Question

Two particles A and B of same mass have their total energies $E_A$ and $E_B$ in the ratio $E_A : E_B = 1 : 2$. Their potential energies $U_A$ and $U_B$ are in the ratio $U_A : U_B = 1 : 2$. If $\lambda_A$ and $\lambda_B$ are their de Broglie wavelengths, then $\lambda_A : \lambda_B$ is

• A. $1 : 2$
• B. $2 : 1$
• C. $1 : \sqrt{2}$
• D. $\sqrt{2} : 1$
• E. $1 : 1$

Hint:

When kinetic energy doubles, the de Broglie wavelength decreases by a factor of $\sqrt{2}$. Always ensure you use kinetic energy, not total energy, in the wavelength formula.

Answer 1

The Correct Option is D

Concept:
The total energy $E$ of a particle is given by $E = K + U$, where $K$ is kinetic energy and $U$ is potential energy. The de Broglie wavelength is related to kinetic energy by $\lambda = \frac{h}{\sqrt{2mK}}$.

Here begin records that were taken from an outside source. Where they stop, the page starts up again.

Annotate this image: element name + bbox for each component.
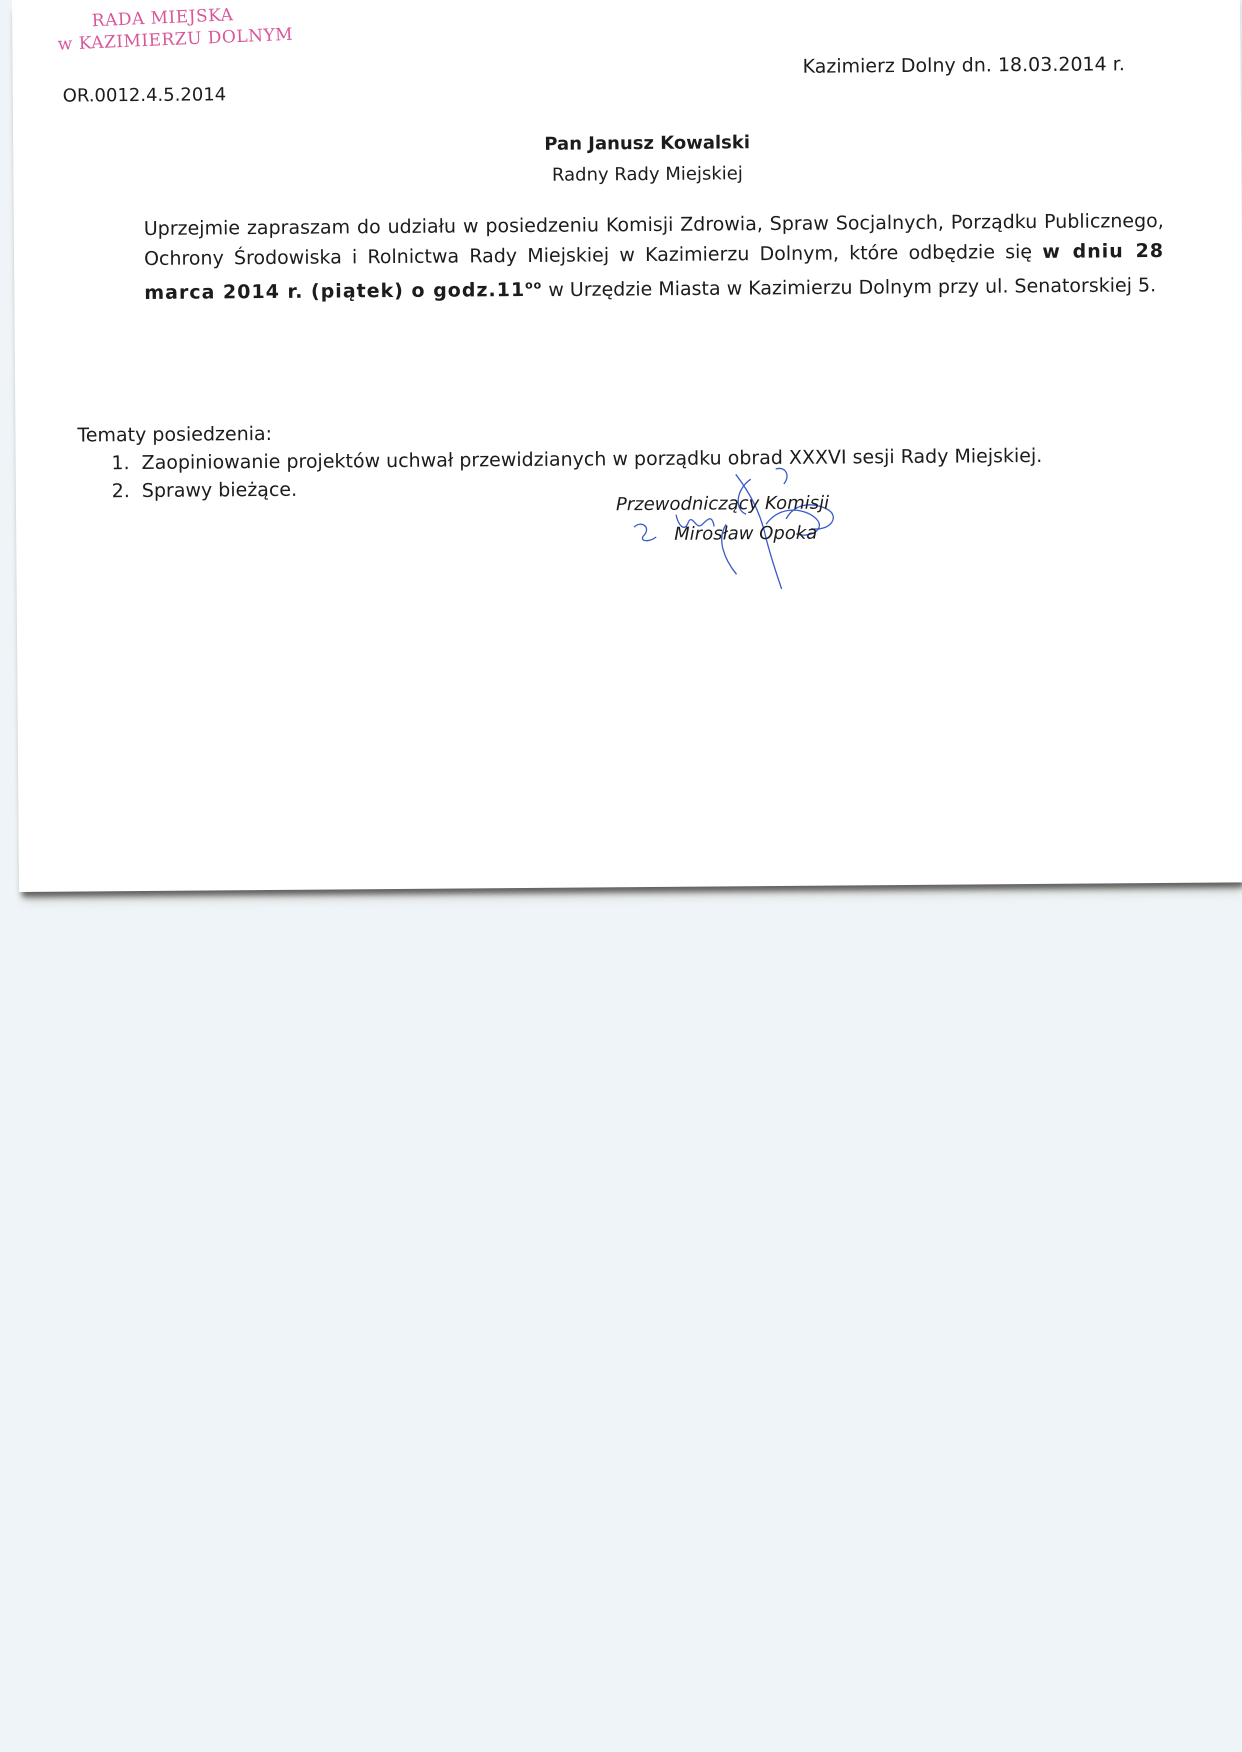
- signatory-role: Przewodniczący Komisji: [616, 489, 829, 521]
- reference-number: OR.0012.4.5.2014: [63, 84, 227, 106]
- meeting-topics: Tematy posiedzenia: Zaopiniowanie projek…: [77, 414, 1042, 506]
- place-date: Kazimierz Dolny dn. 18.03.2014 r.: [802, 53, 1124, 78]
- document-page: RADA MIEJSKA w KAZIMIERZU DOLNYM OR.0012…: [12, 0, 1242, 892]
- invitation-paragraph: Uprzejmie zapraszam do udziału w posiedz…: [64, 206, 1165, 309]
- topic-item: Sprawy bieżące.: [136, 470, 1043, 505]
- signature-block: Przewodniczący Komisji Mirosław Opoka: [616, 489, 830, 551]
- invitation-body: Uprzejmie zapraszam do udziału w posiedz…: [64, 206, 1165, 309]
- body-text-part2: w Urzędzie Miasta w Kazimierzu Dolnym pr…: [542, 274, 1156, 301]
- council-stamp: RADA MIEJSKA w KAZIMIERZU DOLNYM: [56, 2, 293, 56]
- body-text-part1: Uprzejmie zapraszam do udziału w posiedz…: [144, 210, 1164, 270]
- signatory-name: Mirosław Opoka: [616, 519, 829, 551]
- topics-list: Zaopiniowanie projektów uchwał przewidzi…: [78, 442, 1043, 506]
- addressee: Pan Janusz Kowalski Radny Rady Miejskiej: [13, 123, 1241, 195]
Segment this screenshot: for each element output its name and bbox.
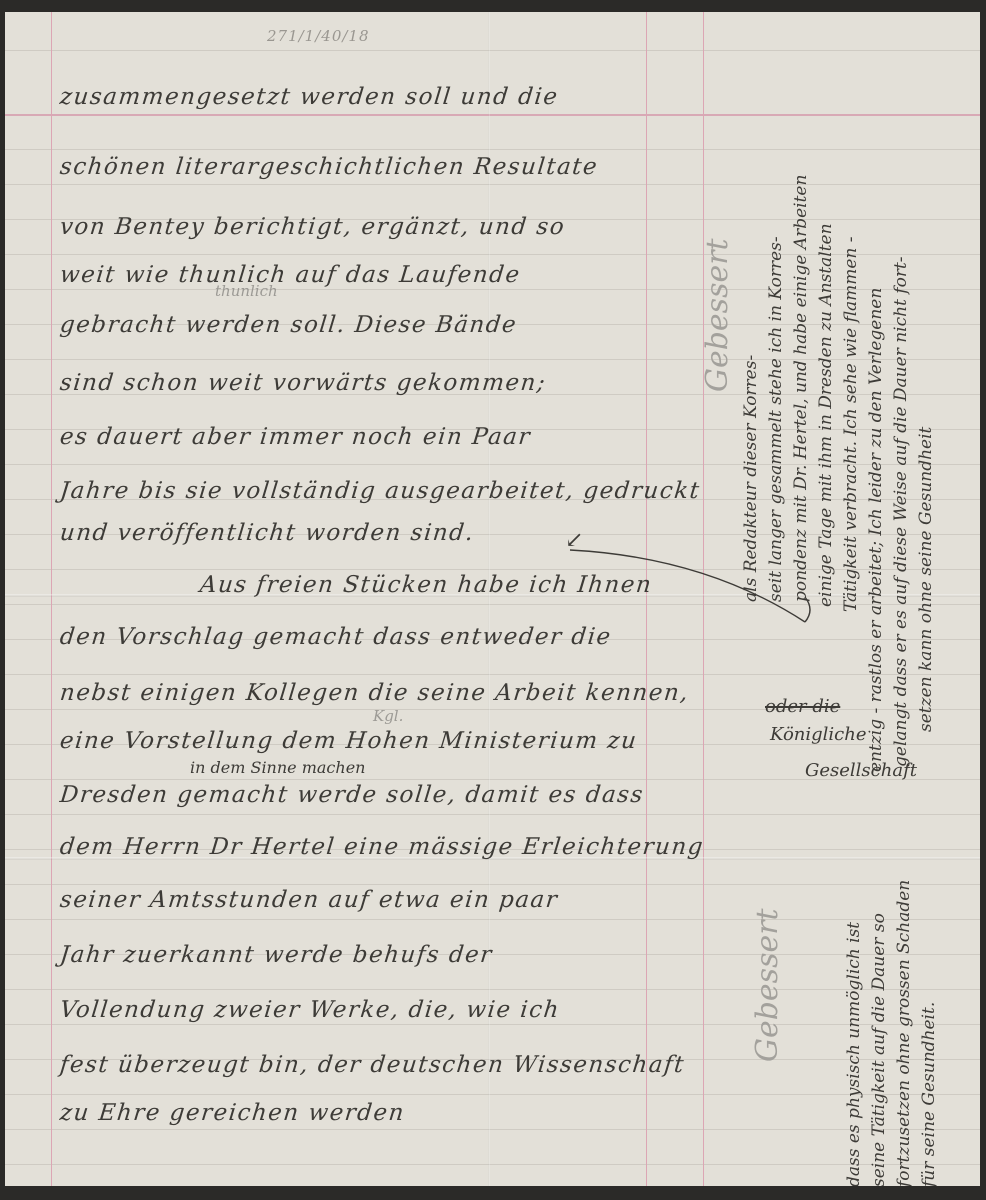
ruled-line <box>5 1094 980 1095</box>
ruled-line <box>5 1129 980 1130</box>
body-line-4: weit wie thunlich auf das Laufende <box>59 262 522 288</box>
ruled-line <box>5 919 980 920</box>
ruled-line <box>5 1024 980 1025</box>
body-line-2: schönen literargeschichtlichen Resultate <box>59 154 600 180</box>
body-line-17: Jahr zuerkannt werde behufs der <box>59 942 495 968</box>
pencil-annotation-upper: Gebessert <box>700 192 735 392</box>
body-line-13: eine Vorstellung dem Hohen Ministerium z… <box>59 728 639 754</box>
letter-page: 271/1/40/18 zusammengesetzt werden soll … <box>5 12 980 1186</box>
ruled-line <box>5 1164 980 1165</box>
body-line-8: Jahre bis sie vollständig ausgearbeitet,… <box>59 478 702 504</box>
margin-note-upper-line-7: gelangt dass er es auf diese Weise auf d… <box>890 52 912 767</box>
connector-curve <box>565 522 825 632</box>
ruled-line <box>5 989 980 990</box>
ruled-line <box>5 674 980 675</box>
margin-note-lower-line-1: dass es physisch unmöglich ist <box>843 832 865 1186</box>
body-line-6: sind schon weit vorwärts gekommen; <box>59 370 548 396</box>
body-line-5: gebracht werden soll. Diese Bände <box>59 312 519 338</box>
margin-koenigliche: Königliche <box>770 724 867 745</box>
margin-note-lower-line-3: fortzusetzen ohne grossen Schaden <box>893 832 915 1186</box>
ruled-line <box>5 50 980 51</box>
body-line-12: nebst einigen Kollegen die seine Arbeit … <box>59 680 691 706</box>
margin-note-upper-line-3: pondenz mit Dr. Hertel, und habe einige … <box>790 52 812 602</box>
archive-number: 271/1/40/18 <box>267 27 370 45</box>
body-line-15: dem Herrn Dr Hertel eine mässige Erleich… <box>59 834 706 860</box>
pencil-insertion-kgl: Kgl. <box>373 707 403 725</box>
left-margin-line <box>51 12 52 1186</box>
margin-note-upper-line-8: setzen kann ohne seine Gesundheit <box>915 402 937 732</box>
body-line-1: zusammengesetzt werden soll und die <box>59 84 560 110</box>
pencil-annotation-lower: Gebessert <box>750 862 785 1062</box>
body-line-20: zu Ehre gereichen werden <box>59 1100 407 1126</box>
margin-note-lower-line-4: für seine Gesundheit. <box>918 892 940 1186</box>
body-line-7: es dauert aber immer noch ein Paar <box>59 424 533 450</box>
body-line-18: Vollendung zweier Werke, die, wie ich <box>59 997 562 1023</box>
body-line-9: und veröffentlicht worden sind. <box>59 520 476 546</box>
ruled-line <box>5 814 980 815</box>
body-line-14: Dresden gemacht werde solle, damit es da… <box>59 782 646 808</box>
body-line-3: von Bentey berichtigt, ergänzt, und so <box>59 214 567 240</box>
margin-note-upper-line-5: Tätigkeit verbracht. Ich sehe wie flamme… <box>840 52 862 612</box>
margin-note-lower-line-2: seine Tätigkeit auf die Dauer so <box>868 832 890 1186</box>
margin-note-upper-line-6: entzig - rastlos er arbeitet; Ich leider… <box>865 52 887 772</box>
body-line-19: fest überzeugt bin, der deutschen Wissen… <box>59 1052 687 1078</box>
body-line-11: den Vorschlag gemacht dass entweder die <box>59 624 613 650</box>
ruled-line <box>5 884 980 885</box>
ink-insertion-sinne-machen: in dem Sinne machen <box>190 758 365 777</box>
struck-oder-die: oder die <box>765 696 840 717</box>
body-line-16: seiner Amtsstunden auf etwa ein paar <box>59 887 560 913</box>
margin-note-upper-line-2: seit langer gesammelt stehe ich in Korre… <box>765 52 787 602</box>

Step 1: Determine the ratio of Kinetic Energies ($K$).
Given the ratios: \[ E_A = \frac{1}{2} E_B \quad \text{and} \quad U_A = \frac{1}{2} U_B \] \[ K_A = E_A - U_A \] \[ K_B = E_B - U_B = 2E_A - 2U_A = 2(E_A - U_A) \] Therefore, $K_B = 2K_A$, or the ratio $K_A : K_B = 1 : 2$.

Step 2: Calculate the ratio of de Broglie wavelengths.
Since both particles have the same mass: \[ \lambda \propto \frac{1}{\sqrt{K}} \] \[ \frac{\lambda_A}{\lambda_B} = \sqrt{\frac{K_B}{K_A}} = \sqrt{\frac{2}{1}} = \frac{\sqrt{2}}{1} \] Thus, $\lambda_A : \lambda_B = \sqrt{2} : 1$.